More Than "Means to an End": Supporting Reasoning with Transparently Designed AI Data Science Processes
A new paper argues AI data science tools need intermediate artifacts, not just end-to-end answers, for critical thinking.
A team of researchers from Carnegie Mellon University and UC San Francisco has published a paper titled 'More Than "Means to an End": Supporting Reasoning with Transparently Designed AI Data Science Processes.' The work, accepted to a CHI 2026 workshop, critiques the current trend of end-to-end generative AI tools for data science, arguing they often fail to support the critical reasoning needed for open-ended, high-stakes tasks. By analyzing two AI systems built for medical data analysis, the authors identify a key design principle for success: the intentional creation of intermediate artifacts.
These artifacts—which can include human-readable query languages, clear concept definitions, or curated input-output examples—act as touchpoints for user reasoning. Despite other parts of the AI pipeline remaining opaque, these transparent intermediates allow users to evaluate alternative approaches, reformulate their initial problems, and inject their own domain expertise. The paper posits that this design shifts the AI from being a black-box solution provider to a 'tool for thought,' fostering a more collaborative and reflective analytical process. The authors invite the Human-Computer Interaction community to further explore when and how to design these intermediates to effectively augment human cognition in data science.

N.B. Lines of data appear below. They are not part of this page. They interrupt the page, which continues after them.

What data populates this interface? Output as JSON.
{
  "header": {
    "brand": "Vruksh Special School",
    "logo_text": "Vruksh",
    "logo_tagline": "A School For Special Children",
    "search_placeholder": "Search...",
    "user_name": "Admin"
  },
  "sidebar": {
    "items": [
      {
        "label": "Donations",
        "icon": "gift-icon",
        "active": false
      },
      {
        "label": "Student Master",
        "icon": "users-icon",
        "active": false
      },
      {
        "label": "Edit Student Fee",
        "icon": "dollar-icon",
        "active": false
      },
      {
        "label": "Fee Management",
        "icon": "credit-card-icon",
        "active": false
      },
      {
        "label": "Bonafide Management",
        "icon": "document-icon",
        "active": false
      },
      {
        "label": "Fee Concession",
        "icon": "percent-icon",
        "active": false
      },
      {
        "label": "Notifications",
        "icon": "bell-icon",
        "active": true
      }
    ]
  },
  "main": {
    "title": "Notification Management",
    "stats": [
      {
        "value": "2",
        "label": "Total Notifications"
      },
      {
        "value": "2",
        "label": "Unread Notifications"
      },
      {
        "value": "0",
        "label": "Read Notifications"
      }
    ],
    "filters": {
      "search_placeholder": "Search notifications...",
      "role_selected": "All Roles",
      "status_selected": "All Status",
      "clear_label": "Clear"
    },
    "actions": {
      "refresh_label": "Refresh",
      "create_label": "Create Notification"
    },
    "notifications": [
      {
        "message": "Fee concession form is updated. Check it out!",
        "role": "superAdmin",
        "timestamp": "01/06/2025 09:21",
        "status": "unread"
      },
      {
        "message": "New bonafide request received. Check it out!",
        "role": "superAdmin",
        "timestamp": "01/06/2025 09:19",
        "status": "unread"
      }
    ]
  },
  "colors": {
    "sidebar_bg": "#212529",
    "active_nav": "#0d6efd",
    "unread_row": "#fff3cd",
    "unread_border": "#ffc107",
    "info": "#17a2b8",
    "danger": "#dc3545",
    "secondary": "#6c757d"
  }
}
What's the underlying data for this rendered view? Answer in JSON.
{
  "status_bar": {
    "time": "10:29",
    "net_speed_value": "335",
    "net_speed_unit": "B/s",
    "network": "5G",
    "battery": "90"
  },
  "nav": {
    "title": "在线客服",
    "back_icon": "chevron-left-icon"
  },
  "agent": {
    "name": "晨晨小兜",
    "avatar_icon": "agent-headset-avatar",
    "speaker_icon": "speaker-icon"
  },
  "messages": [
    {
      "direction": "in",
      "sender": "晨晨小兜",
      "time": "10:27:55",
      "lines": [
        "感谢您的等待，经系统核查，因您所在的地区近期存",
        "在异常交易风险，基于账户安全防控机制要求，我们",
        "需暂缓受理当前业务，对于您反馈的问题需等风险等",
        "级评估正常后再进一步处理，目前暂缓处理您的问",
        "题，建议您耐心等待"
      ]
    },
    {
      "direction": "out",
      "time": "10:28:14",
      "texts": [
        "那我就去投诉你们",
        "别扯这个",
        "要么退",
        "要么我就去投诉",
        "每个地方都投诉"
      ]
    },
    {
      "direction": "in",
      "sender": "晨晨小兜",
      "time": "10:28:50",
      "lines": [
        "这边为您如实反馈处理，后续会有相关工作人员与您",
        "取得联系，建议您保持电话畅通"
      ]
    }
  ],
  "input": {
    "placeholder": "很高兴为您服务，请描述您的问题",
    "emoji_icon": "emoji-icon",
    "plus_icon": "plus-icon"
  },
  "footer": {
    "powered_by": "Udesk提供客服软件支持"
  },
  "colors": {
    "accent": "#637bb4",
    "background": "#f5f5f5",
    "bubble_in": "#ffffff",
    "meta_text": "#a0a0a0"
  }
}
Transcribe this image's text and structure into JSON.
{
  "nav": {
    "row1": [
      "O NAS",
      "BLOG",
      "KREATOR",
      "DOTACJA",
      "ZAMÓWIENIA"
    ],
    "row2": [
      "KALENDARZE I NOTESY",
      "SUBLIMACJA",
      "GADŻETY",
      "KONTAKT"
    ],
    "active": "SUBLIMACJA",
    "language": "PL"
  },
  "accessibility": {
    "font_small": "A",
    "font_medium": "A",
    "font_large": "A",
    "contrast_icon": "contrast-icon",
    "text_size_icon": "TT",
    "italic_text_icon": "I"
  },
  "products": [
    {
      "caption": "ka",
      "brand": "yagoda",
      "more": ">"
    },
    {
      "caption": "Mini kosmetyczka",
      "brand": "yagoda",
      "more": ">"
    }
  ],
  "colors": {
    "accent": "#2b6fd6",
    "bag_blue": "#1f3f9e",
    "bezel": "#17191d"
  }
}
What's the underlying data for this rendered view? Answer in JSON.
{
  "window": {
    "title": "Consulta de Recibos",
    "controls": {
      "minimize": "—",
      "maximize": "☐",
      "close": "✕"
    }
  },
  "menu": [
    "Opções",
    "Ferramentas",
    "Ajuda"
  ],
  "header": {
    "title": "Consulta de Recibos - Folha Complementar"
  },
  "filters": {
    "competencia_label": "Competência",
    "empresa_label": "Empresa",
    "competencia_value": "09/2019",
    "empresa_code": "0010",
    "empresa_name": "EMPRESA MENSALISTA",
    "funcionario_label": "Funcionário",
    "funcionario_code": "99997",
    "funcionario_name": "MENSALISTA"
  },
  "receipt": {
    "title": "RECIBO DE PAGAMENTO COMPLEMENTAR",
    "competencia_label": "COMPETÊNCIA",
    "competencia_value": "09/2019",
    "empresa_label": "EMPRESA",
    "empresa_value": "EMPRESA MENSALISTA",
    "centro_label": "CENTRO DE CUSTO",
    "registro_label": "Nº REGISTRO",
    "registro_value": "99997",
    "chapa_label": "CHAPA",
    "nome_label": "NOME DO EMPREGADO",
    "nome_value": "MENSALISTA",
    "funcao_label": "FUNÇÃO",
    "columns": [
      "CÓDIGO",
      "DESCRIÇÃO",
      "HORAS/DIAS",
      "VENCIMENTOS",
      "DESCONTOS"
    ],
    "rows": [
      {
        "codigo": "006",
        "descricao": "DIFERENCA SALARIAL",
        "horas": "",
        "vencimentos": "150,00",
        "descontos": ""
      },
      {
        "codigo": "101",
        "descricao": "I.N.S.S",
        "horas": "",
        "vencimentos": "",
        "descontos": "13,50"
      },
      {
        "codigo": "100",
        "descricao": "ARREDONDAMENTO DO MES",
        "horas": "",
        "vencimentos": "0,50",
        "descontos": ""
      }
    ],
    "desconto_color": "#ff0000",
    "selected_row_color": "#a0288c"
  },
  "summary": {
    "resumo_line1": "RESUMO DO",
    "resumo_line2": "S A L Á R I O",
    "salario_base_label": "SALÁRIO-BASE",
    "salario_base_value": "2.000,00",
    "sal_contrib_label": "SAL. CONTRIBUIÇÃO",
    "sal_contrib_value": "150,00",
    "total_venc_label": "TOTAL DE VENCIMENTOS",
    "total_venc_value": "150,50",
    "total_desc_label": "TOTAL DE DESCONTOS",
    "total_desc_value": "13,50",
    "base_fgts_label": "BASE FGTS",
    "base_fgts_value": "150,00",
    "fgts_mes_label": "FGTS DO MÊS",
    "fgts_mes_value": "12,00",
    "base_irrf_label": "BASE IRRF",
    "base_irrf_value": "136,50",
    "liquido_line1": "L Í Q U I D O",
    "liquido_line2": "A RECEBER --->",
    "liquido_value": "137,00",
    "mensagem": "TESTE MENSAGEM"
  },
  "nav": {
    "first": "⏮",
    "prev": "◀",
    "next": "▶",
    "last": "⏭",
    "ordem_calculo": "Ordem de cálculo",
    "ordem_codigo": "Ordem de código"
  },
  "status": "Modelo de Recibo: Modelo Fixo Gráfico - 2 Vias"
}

- Critiques end-to-end AI data science tools for hindering user reasoning and problem reformulation.
- Finds success in medical AI systems came from transparent intermediate artifacts like query languages.
- Proposes designing AI as a 'tool for thought' to combine machine power with human expertise.
Why It Matters
This framework could lead to more trustworthy and collaborative AI assistants for analysts in healthcare, finance, and research.